Losing your job isn’t just a career disruption. It shakes the nervous system, your sense of safety, and — if we’re being really honest — your identity.

I know this not just as a therapist, but because it happened to me.

For a long time, I believed that if you worked hard, spoke up, and advocated for fairness, things would work out. But my voice — the same voice I now use to teach, consult, and support others — once got me labeled as “difficult.”
That label eventually led to me being pushed out.

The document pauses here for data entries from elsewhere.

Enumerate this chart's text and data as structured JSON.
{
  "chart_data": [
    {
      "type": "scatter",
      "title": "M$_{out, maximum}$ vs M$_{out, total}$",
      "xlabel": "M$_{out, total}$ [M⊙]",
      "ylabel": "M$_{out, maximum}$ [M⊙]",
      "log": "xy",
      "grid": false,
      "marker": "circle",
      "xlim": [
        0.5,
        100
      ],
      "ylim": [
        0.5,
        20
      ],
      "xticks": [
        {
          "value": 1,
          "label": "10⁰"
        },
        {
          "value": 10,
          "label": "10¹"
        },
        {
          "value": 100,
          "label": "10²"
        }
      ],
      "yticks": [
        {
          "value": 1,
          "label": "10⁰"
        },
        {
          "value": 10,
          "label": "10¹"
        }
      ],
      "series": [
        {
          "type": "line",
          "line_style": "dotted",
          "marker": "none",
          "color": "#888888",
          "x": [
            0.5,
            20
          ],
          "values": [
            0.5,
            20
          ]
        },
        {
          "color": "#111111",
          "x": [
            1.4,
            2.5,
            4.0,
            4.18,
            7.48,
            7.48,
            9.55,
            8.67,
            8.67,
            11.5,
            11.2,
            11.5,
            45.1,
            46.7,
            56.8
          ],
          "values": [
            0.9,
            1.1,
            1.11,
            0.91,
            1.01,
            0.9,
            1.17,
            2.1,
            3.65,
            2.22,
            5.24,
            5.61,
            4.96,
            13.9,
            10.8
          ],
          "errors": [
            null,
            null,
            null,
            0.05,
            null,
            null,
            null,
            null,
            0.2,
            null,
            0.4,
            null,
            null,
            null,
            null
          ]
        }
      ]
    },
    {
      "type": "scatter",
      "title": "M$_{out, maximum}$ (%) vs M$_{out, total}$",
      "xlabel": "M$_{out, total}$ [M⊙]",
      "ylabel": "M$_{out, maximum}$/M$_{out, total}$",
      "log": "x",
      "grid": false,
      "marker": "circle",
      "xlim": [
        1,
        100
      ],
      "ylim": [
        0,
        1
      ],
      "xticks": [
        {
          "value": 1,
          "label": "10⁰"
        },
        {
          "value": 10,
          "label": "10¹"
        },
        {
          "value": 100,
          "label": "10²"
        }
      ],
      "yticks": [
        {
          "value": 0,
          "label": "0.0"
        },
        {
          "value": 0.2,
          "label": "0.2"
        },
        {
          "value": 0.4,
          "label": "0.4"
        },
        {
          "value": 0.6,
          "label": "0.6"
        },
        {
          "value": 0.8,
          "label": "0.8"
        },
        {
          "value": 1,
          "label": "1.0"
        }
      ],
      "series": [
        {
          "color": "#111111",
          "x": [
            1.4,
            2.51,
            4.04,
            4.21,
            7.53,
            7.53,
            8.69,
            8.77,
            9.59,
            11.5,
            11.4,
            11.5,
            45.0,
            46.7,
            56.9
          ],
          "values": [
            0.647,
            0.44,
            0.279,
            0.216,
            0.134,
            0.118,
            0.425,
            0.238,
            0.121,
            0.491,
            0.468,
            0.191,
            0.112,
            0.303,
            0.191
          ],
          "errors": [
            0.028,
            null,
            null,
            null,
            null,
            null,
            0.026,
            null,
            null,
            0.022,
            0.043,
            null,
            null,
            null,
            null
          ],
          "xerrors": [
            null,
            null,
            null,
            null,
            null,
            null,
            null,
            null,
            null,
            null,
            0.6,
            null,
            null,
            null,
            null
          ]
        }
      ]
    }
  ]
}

It wasn’t just the job loss that stung. It was the microaggressions, the subtle digs, the way my confidence was chipped away by someone who held power over my career. When you’re a woman of colour in a predominantly white space, the dynamics aren’t just workplace politics — they hit at identity, belonging, and psychological safety.

When I was let go, it wasn’t just a blow to my resume. It was a hit to who I believed I was. I questioned my worth, my voice, my place in the professional world. I questioned whether I should stop speaking up altogether.

And here’s the part we rarely talk about:
Your nervous system doesn’t distinguish between a job loss and any other major threat. It reacts the same way — anxiety, hypervigilance, disrupted sleep, a swirl of self-doubt.

Even as a therapist who understands the psychology behind it, I still found myself wrestling with questions like:
“Was it me?”
“Did I misread everything?”
“Should I shrink to fit?”

But over time — with reflection, therapy, and a lot of unlearning — I realized something important:
Losing that job didn’t diminish my voice. It revealed how powerful it actually was.

My work now sits at the intersection of mental health, identity, and workplace culture — not in spite of that experience, but because of it. What felt like an unraveling became the foundation of the life I’ve built today: a private practice, teaching roles, workshops, consulting, and a platform where my voice is not only welcomed but needed.

So when I talk about the psychology of being let go, I’m not theorizing — I’m speaking from lived experience:

Job loss is a form of grief.
Identity shock is real.
Your inner critic gets loud.
Your nervous system goes into survival mode.
And rebuilding yourself takes time.

But being let go is not the end of your story. Sometimes it’s the moment you finally get to rewrite it.

If you’re navigating something similar right now, know this:
You’re not broken.
You’re not failing.
You’re in a transition — and transitions are where identity gets rebuilt.

And if you’ve ever been told your voice was “too much”?
It might actually be your biggest asset.